Читаем Берег полностью

— Спасибо, и прости, пожалуйста, перебил тебе сон, — сказал Никитин, и вышла извинительная фраза его несколько натянутой, полуискренней. — Завтра договорим. Как жить дальше. Кажется, пора принять под коньяк твою спасительную таблетку — и гуд бай. Если проснешься раньше — буди, стучи, звони. Спокойной ночи, Платоша.

— Надеюсь, ты понимаешь все? — спросил Самсонов тоном подчеркнутой досады, уставясь на приемник выпуклыми, набухшими глазами. — Я говорил совершенно серьезно…

— Понял абсолютно. До деталей. Я тебе благодарен, Платон. Благодарю за умный совет.

— В таком случае немедленно ложись и выспись как следует. Завтра обсудим все до конца. Я встаю рано — разбужу.

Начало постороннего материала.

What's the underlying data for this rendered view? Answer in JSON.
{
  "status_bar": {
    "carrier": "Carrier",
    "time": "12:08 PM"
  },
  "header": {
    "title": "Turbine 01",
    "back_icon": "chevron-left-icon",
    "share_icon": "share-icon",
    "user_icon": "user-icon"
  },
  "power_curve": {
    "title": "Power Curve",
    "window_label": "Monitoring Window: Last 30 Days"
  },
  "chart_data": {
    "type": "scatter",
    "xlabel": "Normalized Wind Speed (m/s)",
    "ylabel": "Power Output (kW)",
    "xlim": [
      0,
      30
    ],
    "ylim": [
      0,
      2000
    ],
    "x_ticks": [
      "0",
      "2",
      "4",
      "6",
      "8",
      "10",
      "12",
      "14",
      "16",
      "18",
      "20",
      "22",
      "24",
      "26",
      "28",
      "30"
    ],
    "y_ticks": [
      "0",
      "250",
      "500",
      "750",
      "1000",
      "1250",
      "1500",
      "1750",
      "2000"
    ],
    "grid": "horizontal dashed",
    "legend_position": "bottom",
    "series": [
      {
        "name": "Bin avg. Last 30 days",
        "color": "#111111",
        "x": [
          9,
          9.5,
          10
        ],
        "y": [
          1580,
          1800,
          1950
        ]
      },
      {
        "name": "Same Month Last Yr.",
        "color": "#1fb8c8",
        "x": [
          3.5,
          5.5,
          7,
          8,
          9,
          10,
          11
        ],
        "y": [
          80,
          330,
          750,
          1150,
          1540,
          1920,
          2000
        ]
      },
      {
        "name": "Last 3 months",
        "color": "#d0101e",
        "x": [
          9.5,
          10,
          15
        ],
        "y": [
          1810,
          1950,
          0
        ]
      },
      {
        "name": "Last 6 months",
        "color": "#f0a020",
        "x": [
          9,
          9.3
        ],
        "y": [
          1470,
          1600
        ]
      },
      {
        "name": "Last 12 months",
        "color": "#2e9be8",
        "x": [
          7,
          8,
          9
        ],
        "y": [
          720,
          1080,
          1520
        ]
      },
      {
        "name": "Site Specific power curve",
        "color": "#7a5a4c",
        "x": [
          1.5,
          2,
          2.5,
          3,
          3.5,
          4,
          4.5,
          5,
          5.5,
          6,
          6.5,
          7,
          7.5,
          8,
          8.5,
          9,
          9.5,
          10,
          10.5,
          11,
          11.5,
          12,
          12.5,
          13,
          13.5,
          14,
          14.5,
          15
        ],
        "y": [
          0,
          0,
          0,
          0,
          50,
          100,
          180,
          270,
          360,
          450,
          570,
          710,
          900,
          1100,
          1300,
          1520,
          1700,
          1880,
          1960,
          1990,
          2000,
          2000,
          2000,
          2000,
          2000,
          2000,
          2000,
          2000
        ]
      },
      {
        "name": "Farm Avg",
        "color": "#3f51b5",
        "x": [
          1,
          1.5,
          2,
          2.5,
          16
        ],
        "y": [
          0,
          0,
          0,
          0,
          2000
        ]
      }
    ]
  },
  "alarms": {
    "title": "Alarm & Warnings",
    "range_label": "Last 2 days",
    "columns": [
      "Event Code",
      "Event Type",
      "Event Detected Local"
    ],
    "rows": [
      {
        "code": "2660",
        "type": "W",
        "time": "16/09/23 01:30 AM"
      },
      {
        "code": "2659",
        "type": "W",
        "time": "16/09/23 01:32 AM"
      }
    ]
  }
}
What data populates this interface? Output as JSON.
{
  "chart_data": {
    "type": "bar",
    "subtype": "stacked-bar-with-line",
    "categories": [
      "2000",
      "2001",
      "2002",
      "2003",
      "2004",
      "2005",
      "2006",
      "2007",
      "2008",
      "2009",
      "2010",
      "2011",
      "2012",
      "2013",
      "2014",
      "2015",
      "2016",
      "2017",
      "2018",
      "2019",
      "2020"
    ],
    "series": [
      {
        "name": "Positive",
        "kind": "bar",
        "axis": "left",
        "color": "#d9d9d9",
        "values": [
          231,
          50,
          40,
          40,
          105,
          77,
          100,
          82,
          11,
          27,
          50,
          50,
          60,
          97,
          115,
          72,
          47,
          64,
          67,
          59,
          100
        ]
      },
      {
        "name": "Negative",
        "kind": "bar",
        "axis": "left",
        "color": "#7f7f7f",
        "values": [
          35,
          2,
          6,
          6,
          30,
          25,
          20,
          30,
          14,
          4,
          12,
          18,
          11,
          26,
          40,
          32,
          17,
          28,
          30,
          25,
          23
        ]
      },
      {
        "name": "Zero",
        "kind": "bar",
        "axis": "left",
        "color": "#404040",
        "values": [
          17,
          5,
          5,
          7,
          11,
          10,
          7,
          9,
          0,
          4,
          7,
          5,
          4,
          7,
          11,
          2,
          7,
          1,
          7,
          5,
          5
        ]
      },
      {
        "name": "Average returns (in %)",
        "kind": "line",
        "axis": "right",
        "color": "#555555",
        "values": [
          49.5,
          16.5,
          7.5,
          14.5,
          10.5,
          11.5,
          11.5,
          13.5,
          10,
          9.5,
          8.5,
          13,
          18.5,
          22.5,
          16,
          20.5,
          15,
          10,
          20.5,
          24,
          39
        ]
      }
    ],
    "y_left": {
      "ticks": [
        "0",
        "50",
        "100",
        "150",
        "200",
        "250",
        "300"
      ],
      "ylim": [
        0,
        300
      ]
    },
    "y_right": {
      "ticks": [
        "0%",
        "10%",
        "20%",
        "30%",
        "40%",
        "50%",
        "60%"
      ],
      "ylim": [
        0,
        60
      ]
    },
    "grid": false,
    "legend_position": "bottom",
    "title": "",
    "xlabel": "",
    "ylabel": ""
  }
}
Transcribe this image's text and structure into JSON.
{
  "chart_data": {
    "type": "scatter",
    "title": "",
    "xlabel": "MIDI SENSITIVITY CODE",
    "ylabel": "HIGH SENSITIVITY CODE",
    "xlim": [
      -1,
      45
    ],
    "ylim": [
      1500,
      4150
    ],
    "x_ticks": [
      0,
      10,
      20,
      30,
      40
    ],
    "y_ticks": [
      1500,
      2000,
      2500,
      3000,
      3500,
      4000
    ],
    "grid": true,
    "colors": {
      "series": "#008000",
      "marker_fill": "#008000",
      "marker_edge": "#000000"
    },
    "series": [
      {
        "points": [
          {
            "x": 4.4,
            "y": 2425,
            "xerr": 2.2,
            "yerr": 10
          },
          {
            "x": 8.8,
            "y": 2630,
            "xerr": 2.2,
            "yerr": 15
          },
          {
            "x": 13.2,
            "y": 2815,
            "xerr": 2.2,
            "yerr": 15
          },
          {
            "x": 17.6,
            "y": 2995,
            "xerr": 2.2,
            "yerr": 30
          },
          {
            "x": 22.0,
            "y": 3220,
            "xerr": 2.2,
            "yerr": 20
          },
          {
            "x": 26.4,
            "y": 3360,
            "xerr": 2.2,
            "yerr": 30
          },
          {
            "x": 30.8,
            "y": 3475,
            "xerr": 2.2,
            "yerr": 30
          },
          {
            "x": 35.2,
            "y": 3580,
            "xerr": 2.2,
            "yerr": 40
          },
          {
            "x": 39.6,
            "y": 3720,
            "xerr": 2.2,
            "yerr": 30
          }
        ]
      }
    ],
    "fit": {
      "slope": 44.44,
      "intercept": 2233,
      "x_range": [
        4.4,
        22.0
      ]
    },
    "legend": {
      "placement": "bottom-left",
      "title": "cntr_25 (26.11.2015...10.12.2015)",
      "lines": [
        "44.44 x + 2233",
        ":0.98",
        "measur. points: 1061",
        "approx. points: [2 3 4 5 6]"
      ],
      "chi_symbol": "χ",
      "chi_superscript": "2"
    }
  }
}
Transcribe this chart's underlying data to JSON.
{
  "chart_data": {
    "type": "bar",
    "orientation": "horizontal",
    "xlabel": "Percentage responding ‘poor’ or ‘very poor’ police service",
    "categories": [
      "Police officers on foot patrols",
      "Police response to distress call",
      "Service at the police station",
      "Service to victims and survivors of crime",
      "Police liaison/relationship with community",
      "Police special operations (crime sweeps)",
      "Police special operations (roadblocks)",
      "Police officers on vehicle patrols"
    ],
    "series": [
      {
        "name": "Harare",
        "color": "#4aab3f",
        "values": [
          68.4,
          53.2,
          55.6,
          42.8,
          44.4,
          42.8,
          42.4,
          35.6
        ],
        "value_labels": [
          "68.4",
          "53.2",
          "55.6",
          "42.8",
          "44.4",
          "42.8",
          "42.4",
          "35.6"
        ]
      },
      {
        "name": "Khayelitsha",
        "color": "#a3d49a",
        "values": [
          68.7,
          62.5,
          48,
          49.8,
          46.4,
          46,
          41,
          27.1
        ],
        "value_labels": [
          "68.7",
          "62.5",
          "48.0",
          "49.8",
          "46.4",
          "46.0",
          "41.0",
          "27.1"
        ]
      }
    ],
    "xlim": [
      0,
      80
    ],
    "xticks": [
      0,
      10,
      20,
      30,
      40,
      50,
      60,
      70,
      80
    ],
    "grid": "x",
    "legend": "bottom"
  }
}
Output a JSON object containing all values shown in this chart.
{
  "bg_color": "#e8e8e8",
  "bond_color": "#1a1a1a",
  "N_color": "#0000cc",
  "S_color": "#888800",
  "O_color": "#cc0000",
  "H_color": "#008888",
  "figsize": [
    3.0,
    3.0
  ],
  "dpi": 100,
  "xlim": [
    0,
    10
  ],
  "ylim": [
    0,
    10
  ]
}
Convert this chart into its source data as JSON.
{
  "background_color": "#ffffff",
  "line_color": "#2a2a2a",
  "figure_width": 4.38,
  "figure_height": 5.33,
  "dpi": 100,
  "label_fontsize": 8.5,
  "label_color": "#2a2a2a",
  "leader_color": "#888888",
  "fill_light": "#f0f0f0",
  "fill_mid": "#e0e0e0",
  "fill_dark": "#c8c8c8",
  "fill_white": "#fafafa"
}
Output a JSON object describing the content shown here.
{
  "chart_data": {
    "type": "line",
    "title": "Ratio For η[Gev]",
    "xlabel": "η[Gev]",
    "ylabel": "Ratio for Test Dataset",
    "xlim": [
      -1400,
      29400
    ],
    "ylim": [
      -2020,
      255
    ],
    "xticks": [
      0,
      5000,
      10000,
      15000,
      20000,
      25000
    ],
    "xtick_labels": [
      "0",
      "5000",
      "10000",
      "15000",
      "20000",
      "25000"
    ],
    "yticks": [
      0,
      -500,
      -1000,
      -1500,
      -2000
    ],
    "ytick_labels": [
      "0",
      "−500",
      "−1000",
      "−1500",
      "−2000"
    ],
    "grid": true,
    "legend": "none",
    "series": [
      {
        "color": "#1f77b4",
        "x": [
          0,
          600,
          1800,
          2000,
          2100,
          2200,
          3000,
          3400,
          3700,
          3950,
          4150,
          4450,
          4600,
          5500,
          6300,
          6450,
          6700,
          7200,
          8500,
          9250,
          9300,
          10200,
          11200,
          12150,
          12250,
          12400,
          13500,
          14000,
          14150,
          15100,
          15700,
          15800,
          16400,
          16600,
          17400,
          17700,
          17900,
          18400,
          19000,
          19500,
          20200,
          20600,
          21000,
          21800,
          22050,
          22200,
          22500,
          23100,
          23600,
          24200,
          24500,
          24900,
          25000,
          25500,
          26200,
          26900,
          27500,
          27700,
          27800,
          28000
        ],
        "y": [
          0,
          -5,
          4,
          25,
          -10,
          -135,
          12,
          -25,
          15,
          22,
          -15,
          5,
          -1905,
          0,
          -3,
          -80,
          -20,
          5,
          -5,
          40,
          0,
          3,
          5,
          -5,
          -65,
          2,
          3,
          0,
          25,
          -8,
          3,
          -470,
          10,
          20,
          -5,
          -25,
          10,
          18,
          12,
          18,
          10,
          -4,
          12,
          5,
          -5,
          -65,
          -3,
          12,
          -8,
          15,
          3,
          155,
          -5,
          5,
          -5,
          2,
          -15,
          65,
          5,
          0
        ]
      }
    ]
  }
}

— Спокойной ночи, Платон. Допьем коньяк под таблетку?

— Ой ли! Не фальшивь, Вадим! Мне сейчас не очень нравятся, прости меня, твои неискренние потуги на парадоксы. Будь здоров, по европейскому времени я подыму тебя в семь! — выговорил Самсонов уже возле порога и, шумно, неуспокоенно сапнув носом, вышел из номера.

Стукнула защелка замка. И Никитин, оставшись один, запер дверь, посидел в кресле, заранее мучаясь бессилием, затяжным одиночеством бессонницы, после взял таблетку димедрола, оставленную Самсоновым на тумбочке, запил ее коньяком и стал раздеваться, думая томительно:

«Что ж, разговора, в сущности, не получилось — оба мы остались недовольны собой и друг другом. Я хотел иного разговора. Но, кажется, он и любит, и ревнует меня, и не может через что-то переступить. Как глупо все, как это идиотски неприятно! Выспаться бы, забыть этот разговор к черту, встать свежим, спокойным, утром увидеть госпожу Герберт — и все станет яснее. Эмма, Эмма? Нет, никак не рассчитывал. Никогда не предполагал! Воистину неисповедимы пути и мир тесен?.. Неужели госпожа Герберт — та самая Эмма? Что же это со мной?..»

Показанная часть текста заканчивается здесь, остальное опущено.